LESSING - Il en a eu des dizaines, grâce à son pouvoir comme haut fonctionnaire de la Cour. Goethe était un infatigable coureur de jupons, Mademoiselle Maggie. En tout cas, Fräulein von Göchhausen, amoureuse ou pas, copia très mal mon manuscrit. Et c’est cette copie, truffée d’erreurs, qu’on appelle l’Urfaust de Goethe. Celui-ci attendit mon décès avant de faire une première tentative de publication, en 1790, puis une autre en 1808, quand tout danger de voir découvert son plagiat était écarté. Je crois que de tous les tourments que j’ai endurés en Enfer, aucun n’a été plus douloureux que celui d’assister, impuissant, au triste destin de mon Faust.

MAGGIE - Heureusement que tu es au Château de Méphistophélès, mon amour. C’est le meilleur endroit pour oublier toutes ses peines. Je suis à ton entière disposition. Si tu veux, nous pouvons passer immédiatement dans mon cabinet de travail, la Fornicatiozimmer. Tu sais, je veux du bien à tous les hommes ! 8 Il n’y a aucune masseuse plus experte que moi dans tout le quartier de St-Pauli !

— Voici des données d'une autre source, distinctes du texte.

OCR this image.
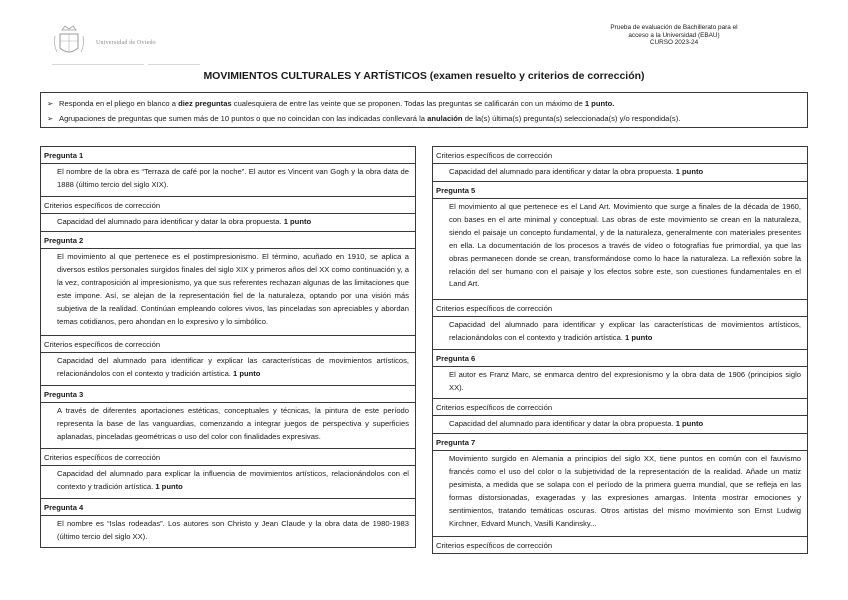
Universidad de Oviedo
Prueba de evaluación de Bachillerato para el
acceso a la Universidad (EBAU)
CURSO 2023-24
MOVIMIENTOS CULTURALES Y ARTÍSTICOS (examen resuelto y criterios de corrección)
➢ Responda en el pliego en blanco a diez preguntas cualesquiera de entre las veinte que se proponen. Todas las preguntas se calificarán con un máximo de 1 punto.
➢ Agrupaciones de preguntas que sumen más de 10 puntos o que no coincidan con las indicadas conllevará la anulación de la(s) última(s) pregunta(s) seleccionada(s) y/o respondida(s).
Pregunta 1
El nombre de la obra es “Terraza de café por la noche”. El autor es Vincent van Gogh y la obra data de 1888 (último tercio del siglo XIX).
Criterios específicos de corrección
Capacidad del alumnado para identificar y datar la obra propuesta. 1 punto
Pregunta 2
El movimiento al que pertenece es el postimpresionismo. El término, acuñado en 1910, se aplica a diversos estilos personales surgidos finales del siglo XIX y primeros años del XX como continuación y, a la vez, contraposición al impresionismo, ya que sus referentes rechazan algunas de las limitaciones que este impone. Así, se alejan de la representación fiel de la naturaleza, optando por una visión más subjetiva de la realidad. Continúan empleando colores vivos, las pinceladas son apreciables y abordan temas cotidianos, pero ahondan en lo expresivo y lo simbólico.
Criterios específicos de corrección
Capacidad del alumnado para identificar y explicar las características de movimientos artísticos, relacionándolos con el contexto y tradición artística. 1 punto
Pregunta 3
A través de diferentes aportaciones estéticas, conceptuales y técnicas, la pintura de este período representa la base de las vanguardias, comenzando a integrar juegos de perspectiva y superficies aplanadas, pinceladas geométricas o uso del color con finalidades expresivas.
Criterios específicos de corrección
Capacidad del alumnado para explicar la influencia de movimientos artísticos, relacionándolos con el contexto y tradición artística. 1 punto
Pregunta 4
El nombre es “Islas rodeadas”. Los autores son Christo y Jean Claude y la obra data de 1980-1983 (último tercio del siglo XX).
Criterios específicos de corrección
Capacidad del alumnado para identificar y datar la obra propuesta. 1 punto
Pregunta 5
El movimiento al que pertenece es el Land Art. Movimiento que surge a finales de la década de 1960, con bases en el arte minimal y conceptual. Las obras de este movimiento se crean en la naturaleza, siendo el paisaje un concepto fundamental, y de la naturaleza, generalmente con materiales presentes en ella. La documentación de los procesos a través de vídeo o fotografías fue primordial, ya que las obras permanecen donde se crean, transformándose como lo hace la naturaleza. La reflexión sobre la relación del ser humano con el paisaje y los efectos sobre este, son cuestiones fundamentales en el Land Art.
Criterios específicos de corrección
Capacidad del alumnado para identificar y explicar las características de movimientos artísticos, relacionándolos con el contexto y tradición artística. 1 punto
Pregunta 6
El autor es Franz Marc, se enmarca dentro del expresionismo y la obra data de 1906 (principios siglo XX).
Criterios específicos de corrección
Capacidad del alumnado para identificar y datar la obra propuesta. 1 punto
Pregunta 7
Movimiento surgido en Alemania a principios del siglo XX, tiene puntos en común con el fauvismo francés como el uso del color o la subjetividad de la representación de la realidad. Añade un matiz pesimista, a medida que se solapa con el período de la primera guerra mundial, que se refleja en las formas distorsionadas, exageradas y las expresiones amargas. Intenta mostrar emociones y sentimientos, tratando temáticas oscuras. Otros artistas del mismo movimiento son Ernst Ludwig Kirchner, Edvard Munch, Vasilli Kandinsky...
Criterios específicos de corrección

LESSING - (Avec un sourire amer.) Merci, mille fois merci, chère Fräulein. C’est pour cela que j’ai demandé à Belzébuth de passer quelques jours ici. Hélas ! Le souvenir de ma famille et de Goethe m’a totalement déprimé. Je ne crois pas que mon organe viril sera capable de dresser la tête. Et pour ne pas courir le risque de vous décevoir, je préfère rester seul avec mes regrets.

MAGGIE - Ah non ! Si ça continue comme ça, on va tous pleurer et je vais perdre ma réputation. (Elle se lève pour aller chercher de la bière, et soudain s’exclame avec enthousiasme.) J’ai une bonne idée ! Pour ne pas nous ennuyer, nous allons convoquer ce Monsieur Goethe. Nous nous installerons derrière le bureau et nous le jugerons au nom du patron de notre établissement. Tout est possible au Château de Méphistophélès ! (Éclairs, tonnerre, fumée, musique. Brève mais totale obscurité.)

SCÈNE II

(La lumière se concentre sur le bureau, derrière lequel sont assis Lessing et Wagner, habillés en juges. Pessoa reste dans son coin, se préparant à prendre des notes du procès. Maggie sort de la Fornicatiozimmer parée également d’un costume de juge, mais en tissu rouge transparent et fendu de chaque côté, de la taille jusqu’aux pieds.)

MAGGIE - Je suis désolée ! Il m’a fallu du temps pour me changer. (Elle s’arrête un instant pour fixer ses bas résille à son porte-jarretelles. Puis, s’asseyant entre ses deux collègues, elle croise haut les jambes, les exhibant généreusement par-dessous le bureau.)

WAGNER - (Subitement imbu de son importance comme membre du jury.) Herr Lessing nous fera l’honneur de présider ce tribunal…

LESSING - Non, non ! Sous aucun prétexte. C’est à Fräulein Maggie que revient cet honneur.

MAGGIE - (Flattée) Je vous remercie, Herr Lessing. On voit que vous savez comment mener les femmes ! Mais ne perdons pas davantage de temps… (Elle donne trois coups de marteau.) Que l’accusé Johann Wolfang Goethe comparaisse !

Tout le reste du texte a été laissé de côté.